Но он не пошел — он не представлял уже, как это можно потратить целое утро на какую-то школу, когда в «Беги-городе» столько дел.
А в это время за спиной Мерлина плелась интрига.
Мать, отслужив в должности канцелярской крысы четверть века, имела немало знакомцев. Она была хорошей работницей; хорошей, но малообразованной и феноменально доверчивой. Она верила соседке Людмиле Петровне, когда соседка рассказывала байки о потерянных кошельках и украденных кредитных карточках, чтобы выманить пятьсот рублей в долг до зарплаты; ни разу эти пятьсот рублей к матери не вернулись, впрочем, у Людмилы Петровны хватало ума не проделывать этот трюк слишком часто. Она поверила соседу Андрею Дмитриевичу, пенсионеру, подрабатывавшему мелким ремонтом домашней техники, что в стиральной машине сломалась пружина; он даже показал эту ржавую пружину, величиной мало чем поменьше рессоры от трактора «Беларусь», и взял на покупку новой восемьсот рублей. Вот и Корчагину, с которым она отработала вместе около десяти лет, мать поверила. Она сказала, что хочет купить сыну очень хороший велосипед, а он ответил, что как раз такой велосипед, совершенно новый, имеется у его приятеля и выставлен на продажу.
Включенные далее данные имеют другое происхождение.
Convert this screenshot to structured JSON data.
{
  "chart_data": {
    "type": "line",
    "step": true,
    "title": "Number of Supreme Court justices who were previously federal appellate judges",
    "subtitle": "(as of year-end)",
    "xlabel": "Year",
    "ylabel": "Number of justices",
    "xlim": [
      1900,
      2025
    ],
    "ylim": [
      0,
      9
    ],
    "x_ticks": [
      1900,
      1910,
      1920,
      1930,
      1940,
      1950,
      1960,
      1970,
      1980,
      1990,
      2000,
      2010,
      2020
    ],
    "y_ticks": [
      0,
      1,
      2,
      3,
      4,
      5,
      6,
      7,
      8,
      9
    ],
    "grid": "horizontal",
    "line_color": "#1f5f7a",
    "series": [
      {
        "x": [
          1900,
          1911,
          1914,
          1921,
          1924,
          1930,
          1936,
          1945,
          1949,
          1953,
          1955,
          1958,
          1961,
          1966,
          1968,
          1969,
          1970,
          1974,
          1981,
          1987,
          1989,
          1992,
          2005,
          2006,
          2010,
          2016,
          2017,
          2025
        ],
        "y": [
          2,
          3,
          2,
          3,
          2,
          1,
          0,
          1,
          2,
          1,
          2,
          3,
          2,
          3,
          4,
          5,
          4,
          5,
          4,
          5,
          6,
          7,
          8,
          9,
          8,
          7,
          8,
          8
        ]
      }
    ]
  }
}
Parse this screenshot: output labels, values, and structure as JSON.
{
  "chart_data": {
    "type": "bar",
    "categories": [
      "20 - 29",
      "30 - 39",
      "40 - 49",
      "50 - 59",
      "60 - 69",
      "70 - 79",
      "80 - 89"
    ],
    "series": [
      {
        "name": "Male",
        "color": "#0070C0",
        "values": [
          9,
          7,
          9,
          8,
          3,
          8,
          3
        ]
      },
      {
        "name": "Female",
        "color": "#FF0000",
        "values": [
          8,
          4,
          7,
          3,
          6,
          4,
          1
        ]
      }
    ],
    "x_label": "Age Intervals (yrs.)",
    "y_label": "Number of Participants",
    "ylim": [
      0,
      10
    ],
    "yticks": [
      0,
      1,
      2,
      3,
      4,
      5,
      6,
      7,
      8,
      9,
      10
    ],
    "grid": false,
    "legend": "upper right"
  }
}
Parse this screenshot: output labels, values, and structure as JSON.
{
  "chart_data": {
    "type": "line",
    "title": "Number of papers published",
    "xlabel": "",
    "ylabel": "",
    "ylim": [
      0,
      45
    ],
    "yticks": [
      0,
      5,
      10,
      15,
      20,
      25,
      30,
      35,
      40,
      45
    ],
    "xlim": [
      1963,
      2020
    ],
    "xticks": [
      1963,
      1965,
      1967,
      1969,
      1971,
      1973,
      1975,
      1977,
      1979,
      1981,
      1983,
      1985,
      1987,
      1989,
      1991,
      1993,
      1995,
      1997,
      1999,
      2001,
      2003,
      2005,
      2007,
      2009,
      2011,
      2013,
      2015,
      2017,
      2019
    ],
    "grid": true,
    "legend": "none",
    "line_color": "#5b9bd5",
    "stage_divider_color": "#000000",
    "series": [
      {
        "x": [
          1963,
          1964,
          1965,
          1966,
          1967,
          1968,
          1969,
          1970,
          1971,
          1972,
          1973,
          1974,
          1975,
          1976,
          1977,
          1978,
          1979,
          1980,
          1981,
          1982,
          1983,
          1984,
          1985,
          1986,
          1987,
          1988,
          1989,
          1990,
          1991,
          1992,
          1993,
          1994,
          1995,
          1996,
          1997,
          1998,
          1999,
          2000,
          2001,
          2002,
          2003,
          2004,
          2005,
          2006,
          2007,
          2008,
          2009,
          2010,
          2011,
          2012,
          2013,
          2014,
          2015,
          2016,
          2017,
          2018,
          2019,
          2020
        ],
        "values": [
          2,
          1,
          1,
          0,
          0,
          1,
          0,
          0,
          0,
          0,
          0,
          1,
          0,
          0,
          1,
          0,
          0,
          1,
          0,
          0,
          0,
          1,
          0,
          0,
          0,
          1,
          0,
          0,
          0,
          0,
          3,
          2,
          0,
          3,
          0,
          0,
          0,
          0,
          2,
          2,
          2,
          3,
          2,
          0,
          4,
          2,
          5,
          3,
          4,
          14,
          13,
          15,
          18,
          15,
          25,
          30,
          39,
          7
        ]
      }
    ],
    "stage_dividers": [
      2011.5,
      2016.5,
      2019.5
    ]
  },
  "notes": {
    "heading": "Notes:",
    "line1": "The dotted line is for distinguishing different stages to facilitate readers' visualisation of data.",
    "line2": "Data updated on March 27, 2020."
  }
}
Корчагин объяснил матери, что велосипед импортный, очень хорошая фирма, а продается потому, что приятель оказался лентяем: купил, чтобы кататься по утрам на пользу здоровью и ни разу за два года не сел в седло; ну, может, раза два все же сделал круг по двору. За технику просили семнадцать тысяч рублей, а в магазине она стоила все двадцать четыре тысячи — Корчагин нарочно привел мать к витрине, потому что смотреть цены в Интернете она побаивалась; ей казалось, что есть в этом какое-то тайное и глобальное надувательство.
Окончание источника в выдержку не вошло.